Background information
- Born: Paul Martin Layton 4 August 1947 (age 79) Beaconsfield, Buckinghamshire, England
- Occupations: Musician, singer, songwriter, actor
- Years active: 1962–present

= Paul Layton =

English musician and former child actor (born 1947)

Paul Martin Layton (born 4 August 1947) is an English musician and former child actor. He was the bassist and vocalist of the group The New Seekers.

== Biography ==

=== Acting ===
Layton studied acting, leaving school at fourteen to train at the Aida Foster Stage School. As a teenager he had parts in the films I Could Go On Singing (with Judy Garland), and Beckett; and television appearances in Dixon of Dock Green and Emergency Ward 10 amongst the three hundred in which he had acted in by the age of seventeen.

=== Music ===
Layton secured a recording contract in 1969, and released his first single "Mister Mister". The single was produced by Ossie Byrne, who was responsible for bringing the Bee Gees over to the UK from Australia. "Mister Mister" was a minor success in the Netherlands. Byrne was told by Marty Kristian that The New Seekers were looking for a bass guitarist, and informed Layton who was accepted into the group.

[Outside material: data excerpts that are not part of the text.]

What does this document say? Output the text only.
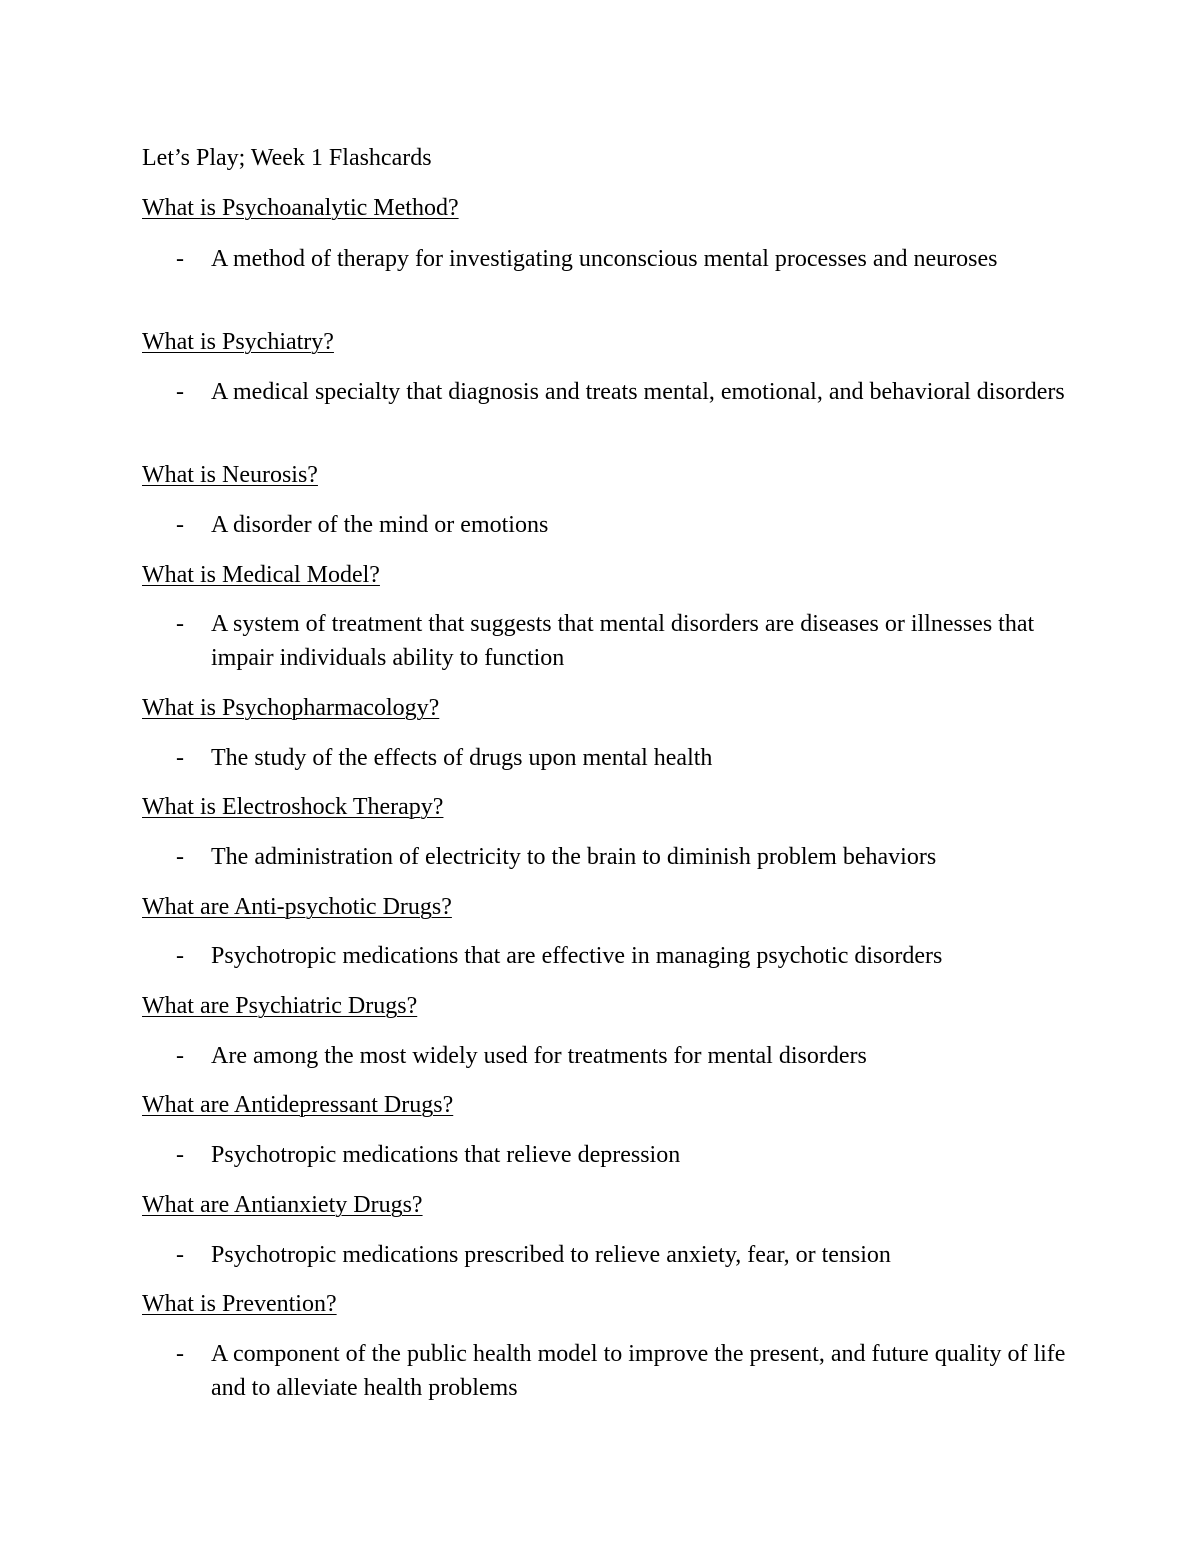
Let’s Play; Week 1 Flashcards
What is Psychoanalytic Method?
- A method of therapy for investigating unconscious mental processes and neuroses
What is Psychiatry?
- A medical specialty that diagnosis and treats mental, emotional, and behavioral disorders
What is Neurosis?
- A disorder of the mind or emotions
What is Medical Model?
- A system of treatment that suggests that mental disorders are diseases or illnesses that impair individuals ability to function
What is Psychopharmacology?
- The study of the effects of drugs upon mental health
What is Electroshock Therapy?
- The administration of electricity to the brain to diminish problem behaviors
What are Anti-psychotic Drugs?
- Psychotropic medications that are effective in managing psychotic disorders
What are Psychiatric Drugs?
- Are among the most widely used for treatments for mental disorders
What are Antidepressant Drugs?
- Psychotropic medications that relieve depression
What are Antianxiety Drugs?
- Psychotropic medications prescribed to relieve anxiety, fear, or tension
What is Prevention?
- A component of the public health model to improve the present, and future quality of life and to alleviate health problems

The New Seekers were about to begin a summer season at Great Yarmouth in 1970, when original group members Sally, Chris and Laurie decided to leave. New recruits Layton, Lyn Paul and Peter Doyle rehearsed for a fortnight with their musical director, Colin May. Layton originally auditioned for guitarist, but was chosen as their new bass guitarist instead. The New Seekers version of "What Have They Done to my Song Ma?" was selling well in the US having been recorded prior to the change in line-up. The three new performers began life with the group as it entered a successful and busy period, splitting their time between visits to the States and Europe. They played on a number of television programmes in the US, such as The Ed Sullivan Show and The Andy Williams Show. Layton remained a member of The New Seekers until their end in 2010.